Rockingham County Superior Court Judge Andrew Schulman appeared uncomfortable with appointing selectmen himself because the positions are elected, but he stressed that he had no choice and that the law allows a judge to take such action in an emergency.
“We’re short-circuiting that (democratic) process here and I’m very sensitive to that,” Schulman said during a hearing Friday morning.
The town moved quickly to fill two of three vacancies because selectmen are responsible for authorizing paychecks to town employees and for making sure other town bills are paid.
Former members Norman DeBoisbriand, Robert Wadleigh and Linda Blood resigned following three months of contentious debate and accusations from a group of residents who attended meetings and took aim at them on social media.

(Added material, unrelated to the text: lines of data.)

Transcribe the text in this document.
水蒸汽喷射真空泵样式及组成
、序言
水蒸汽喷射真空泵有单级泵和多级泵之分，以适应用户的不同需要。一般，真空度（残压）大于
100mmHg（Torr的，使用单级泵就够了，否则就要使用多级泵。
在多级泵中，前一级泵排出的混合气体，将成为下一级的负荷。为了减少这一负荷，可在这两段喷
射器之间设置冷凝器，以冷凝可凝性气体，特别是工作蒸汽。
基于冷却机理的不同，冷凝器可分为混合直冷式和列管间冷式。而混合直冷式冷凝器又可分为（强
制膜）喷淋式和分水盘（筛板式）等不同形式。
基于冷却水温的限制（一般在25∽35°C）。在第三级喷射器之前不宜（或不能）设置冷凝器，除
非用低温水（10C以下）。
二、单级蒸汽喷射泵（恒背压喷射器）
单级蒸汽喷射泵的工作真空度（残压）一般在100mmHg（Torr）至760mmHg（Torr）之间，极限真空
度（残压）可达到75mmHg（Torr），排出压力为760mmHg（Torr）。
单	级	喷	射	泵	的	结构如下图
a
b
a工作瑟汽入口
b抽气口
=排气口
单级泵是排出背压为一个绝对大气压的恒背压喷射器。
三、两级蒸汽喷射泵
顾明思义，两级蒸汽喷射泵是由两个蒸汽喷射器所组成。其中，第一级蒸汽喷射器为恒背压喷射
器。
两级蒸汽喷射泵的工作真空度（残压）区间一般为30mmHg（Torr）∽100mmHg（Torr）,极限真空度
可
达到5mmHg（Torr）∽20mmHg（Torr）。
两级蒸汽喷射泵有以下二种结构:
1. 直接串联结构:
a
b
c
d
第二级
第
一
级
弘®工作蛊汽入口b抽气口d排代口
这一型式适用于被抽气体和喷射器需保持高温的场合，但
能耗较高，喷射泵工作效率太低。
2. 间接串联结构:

With no selectmen in place, Town Moderator Harold Bragg filed an emergency petition asking the Superior Court to appoint former Selectman Michael Schwotzer and Benjamin Cole, who served on the school board until he resigned Wednesday in anticipation of being named a selectman.
According to state officials, this is only the second time a New Hampshire town has been forced to ask a judge to appoint selectmen because the entire board resigned.
The precedent was set in 2015 when a Grafton County Superior Court appointed two selectmen in Orange.
Cole and Schwotzer were sworn in immediately following Friday’s hearing and were expected to head to town hall to sign off on paychecks that were scheduled to be issued Friday.
The two selectmen will hold their first meeting on Sept. 24 and are expected to begin accepting recommendations to appoint a third selectman to create a full board until March.
Schulman approved the appointments after they spoke about their qualifications and heard no opposition from any residents.
He also made it clear that the appointments should be considered temporary as a way to “keep the lights on” until voters can elect a new board in March.
Schulman told Cole and Schwotzer that they need to keep the town running, but encouraged them not to take up any big projects between now and the March elections.
“I really see myself as a caretaker,” Schwotzer said.